Social Finance and Human Capital

From the SEEM archive:

Addendum: February 2019

Below is an article from 2014 that argues for social investment in education. With the current crisis in university finances, the poor uptake of social investment tax relief (SITR) and so on, perhaps the new energy framed in this paper is still a highly pertinent reflection?


Dateline: 2014
Roger H. Moors and Justin Beresford have published a new paper on Social Finance and Human Capital: the case for social investment in higher education. The paper presents an interesting argument, namely, that higher education offers the opportunity for private investment and hence that human capital can be viably classed as an investible proposition.
Read the full paper here...
Read the full paper here…pdf

This is a new model of education. Making the process of investment in human capital a social finance initiative, which might offer tax incentives for pension fund investment, whilst reducing state spending on H.E. The model could offer real wage increases over time, enhancing the fiscal strength of generations in the future.

The abstract:

“The markets for both education and retirement planning are characterised by market failure and hence are dependent on state intervention. However, an ageing population and a commitment to make university the norm for most young people have led the state to withdraw wholesale funding.

This paper discusses the potential for social capital to be used as a funding mechanism for university tuition. A solution is outlined in which investor’s pension contributions are used to fund university tuition. Graduates pay a higher marginal rate of tax over their working lives and contributions are drawn down by retirees from these repayments. Wage growth over time, motived by induced investment in human capital, means that each successive generation is able to recoup more than it put in.

The external benefits outlined allow the facilitating institution to be classified as a social enterprise and hence investment is motived by tax incentives as well as the promise of high private returns”.

The argument:

This is a timely paper. With some £9 billion spent on higher education in England, student debt and the future shape of university finances all currently in debate. It has been mooted that universities might, for instance, buy the student loan debt of their own students. Much criticism has been engendered, however, as some suggest this will lead the institutions to only take on low risk students from wealthy backgrounds. Further promoting social divide and a non-inclusive higher education process, as they reap the later financial benefits of students taking up highly paid careers as their lives unfold.

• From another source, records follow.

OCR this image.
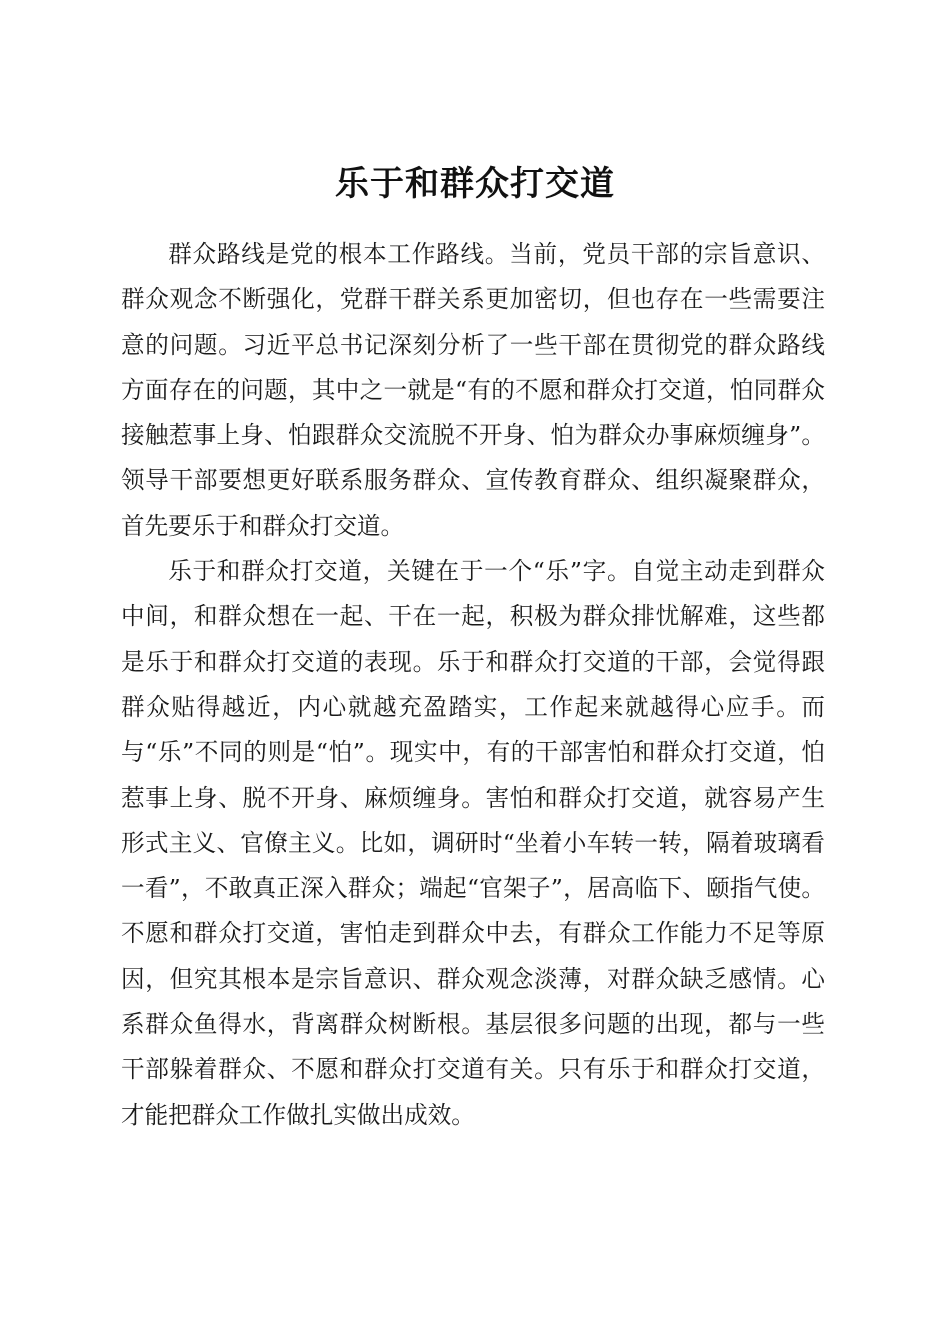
乐于和群众打交道

群众路线是党的根本工作路线。当前，党员干部的宗旨意识、群众观念不断强化，党群干群关系更加密切，但也存在一些需要注意的问题。习近平总书记深刻分析了一些干部在贯彻党的群众路线方面存在的问题，其中之一就是“有的不愿和群众打交道，怕同群众接触惹事上身、怕跟群众交流脱不开身、怕为群众办事麻烦缠身”。领导干部要想更好联系服务群众、宣传教育群众、组织凝聚群众，首先要乐于和群众打交道。

乐于和群众打交道，关键在于一个“乐”字。自觉主动走到群众中间，和群众想在一起、干在一起，积极为群众排忧解难，这些都是乐于和群众打交道的表现。乐于和群众打交道的干部，会觉得跟群众贴得越近，内心就越充盈踏实，工作起来就越得心应手。而与“乐”不同的则是“怕”。现实中，有的干部害怕和群众打交道，怕惹事上身、脱不开身、麻烦缠身。害怕和群众打交道，就容易产生形式主义、官僚主义。比如，调研时“坐着小车转一转，隔着玻璃看一看”，不敢真正深入群众；端起“官架子”，居高临下、颐指气使。不愿和群众打交道，害怕走到群众中去，有群众工作能力不足等原因，但究其根本是宗旨意识、群众观念淡薄，对群众缺乏感情。心系群众鱼得水，背离群众树断根。基层很多问题的出现，都与一些干部躲着群众、不愿和群众打交道有关。只有乐于和群众打交道，才能把群众工作做扎实做出成效。
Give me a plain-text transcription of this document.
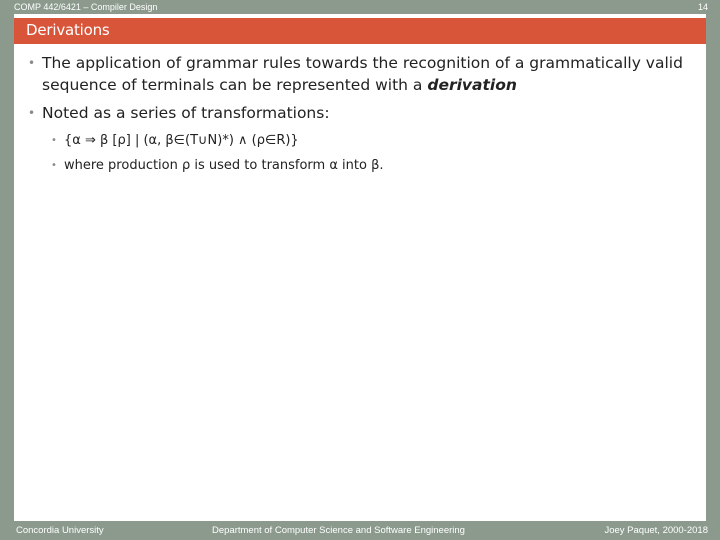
COMP 442/6421 – Compiler Design	14
Derivations
• The application of grammar rules towards the recognition of a grammatically valid sequence of terminals can be represented with a derivation
• Noted as a series of transformations:
• {α ⇒ β [ρ] | (α, β∈(T∪N)*) ∧ (ρ∈R)}
• where production ρ is used to transform α into β.
Concordia University	Department of Computer Science and Software Engineering	Joey Paquet, 2000-2018
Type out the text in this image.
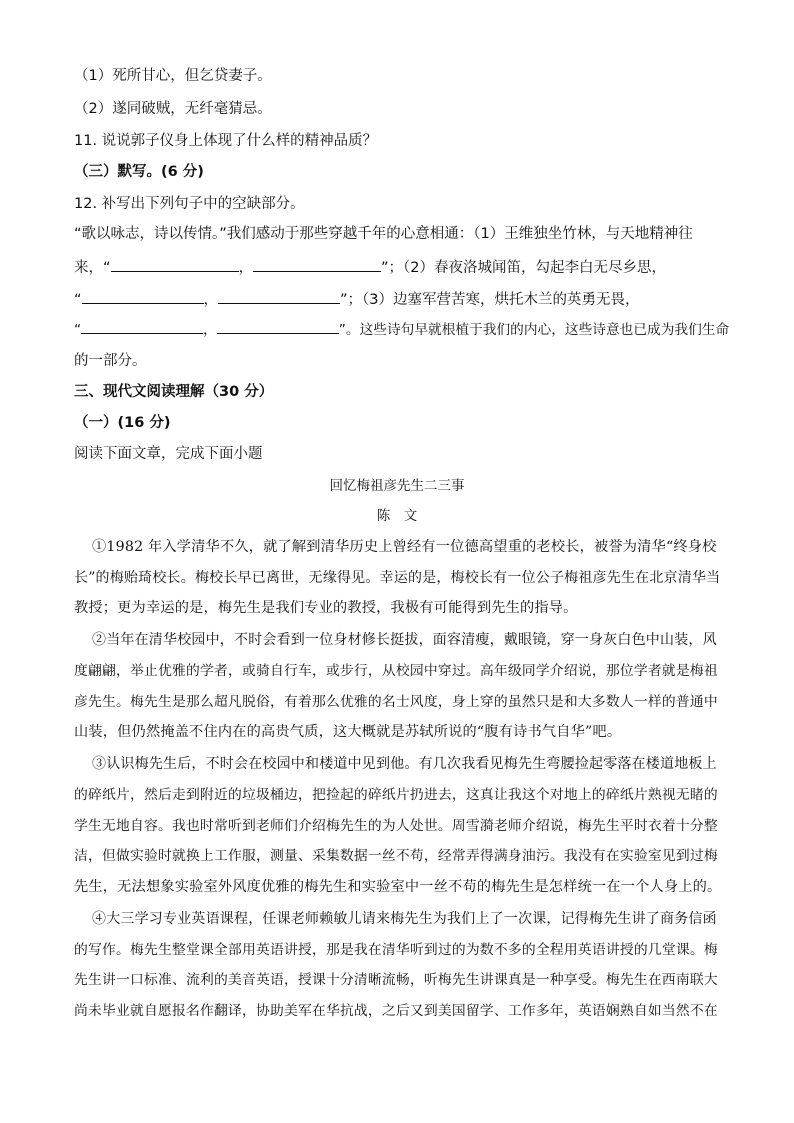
（1）死所甘心，但乞贷妻子。
（2）遂同破贼，无纤毫猜忌。
11. 说说郭子仪身上体现了什么样的精神品质？
（三）默写。(6 分)
12. 补写出下列句子中的空缺部分。
“歌以咏志，诗以传情。”我们感动于那些穿越千年的心意相通：（1）王维独坐竹林，与天地精神往
来，“	，	”；（2）春夜洛城闻笛，勾起李白无尽乡思，
“	，	”；（3）边塞军营苦寒，烘托木兰的英勇无畏，
“	，	”。这些诗句早就根植于我们的内心，这些诗意也已成为我们生命
的一部分。
三、现代文阅读理解（30 分）
（一）(16 分)
阅读下面文章，完成下面小题
回忆梅祖彦先生二三事
陈　文
①1982 年入学清华不久，就了解到清华历史上曾经有一位德高望重的老校长，被誉为清华“终身校
长”的梅贻琦校长。梅校长早已离世，无缘得见。幸运的是，梅校长有一位公子梅祖彦先生在北京清华当
教授；更为幸运的是，梅先生是我们专业的教授，我极有可能得到先生的指导。
②当年在清华校园中，不时会看到一位身材修长挺拔，面容清瘦，戴眼镜，穿一身灰白色中山装，风
度翩翩，举止优雅的学者，或骑自行车，或步行，从校园中穿过。高年级同学介绍说，那位学者就是梅祖
彦先生。梅先生是那么超凡脱俗，有着那么优雅的名士风度，身上穿的虽然只是和大多数人一样的普通中
山装，但仍然掩盖不住内在的高贵气质，这大概就是苏轼所说的“腹有诗书气自华”吧。
③认识梅先生后，不时会在校园中和楼道中见到他。有几次我看见梅先生弯腰捡起零落在楼道地板上
的碎纸片，然后走到附近的垃圾桶边，把捡起的碎纸片扔进去，这真让我这个对地上的碎纸片熟视无睹的
学生无地自容。我也时常听到老师们介绍梅先生的为人处世。周雪漪老师介绍说，梅先生平时衣着十分整
洁，但做实验时就换上工作服，测量、采集数据一丝不苟，经常弄得满身油污。我没有在实验室见到过梅
先生，无法想象实验室外风度优雅的梅先生和实验室中一丝不苟的梅先生是怎样统一在一个人身上的。
④大三学习专业英语课程，任课老师赖敏儿请来梅先生为我们上了一次课，记得梅先生讲了商务信函
的写作。梅先生整堂课全部用英语讲授，那是我在清华听到过的为数不多的全程用英语讲授的几堂课。梅
先生讲一口标准、流利的美音英语，授课十分清晰流畅，听梅先生讲课真是一种享受。梅先生在西南联大
尚未毕业就自愿报名作翻译，协助美军在华抗战，之后又到美国留学、工作多年，英语娴熟自如当然不在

The Moors/Beresford thesis holds that benefits can be accrued from the creation of a ‘savings pension pot’, which could be used to fund university tuition fees. The model for a fully funded scheme sees investor savings used to invest in university tuition fees, rather than being invested in financial market instruments.

The graduating student will repay their tuition fees by accepting a higher rate of marginal income tax over a fixed number of years. The Moors/Beresford multiplier would kick in if the ‘…rate of growth of participating students earnings continuously outgrows interest rates’, leading to a continuously rising scale of skill and economic productivity to foster more growth for future generations.

Read the paper, join the debate, support a new model of education for future generations.

About the authors of this proposition:

Roger Moors was CEO at SEEM (Supporting Social Business) based in Nottingham. Researching the development of new models and applications for ‘social finance’ across a range of social and environmental issues.

Justin Beresford is an economic adviser at the Malagasy Ministry of Finance Department for Budget Programming and Coordination. He was an assistant economist at the UK Ministry of Justice (Analytical Services Directorate).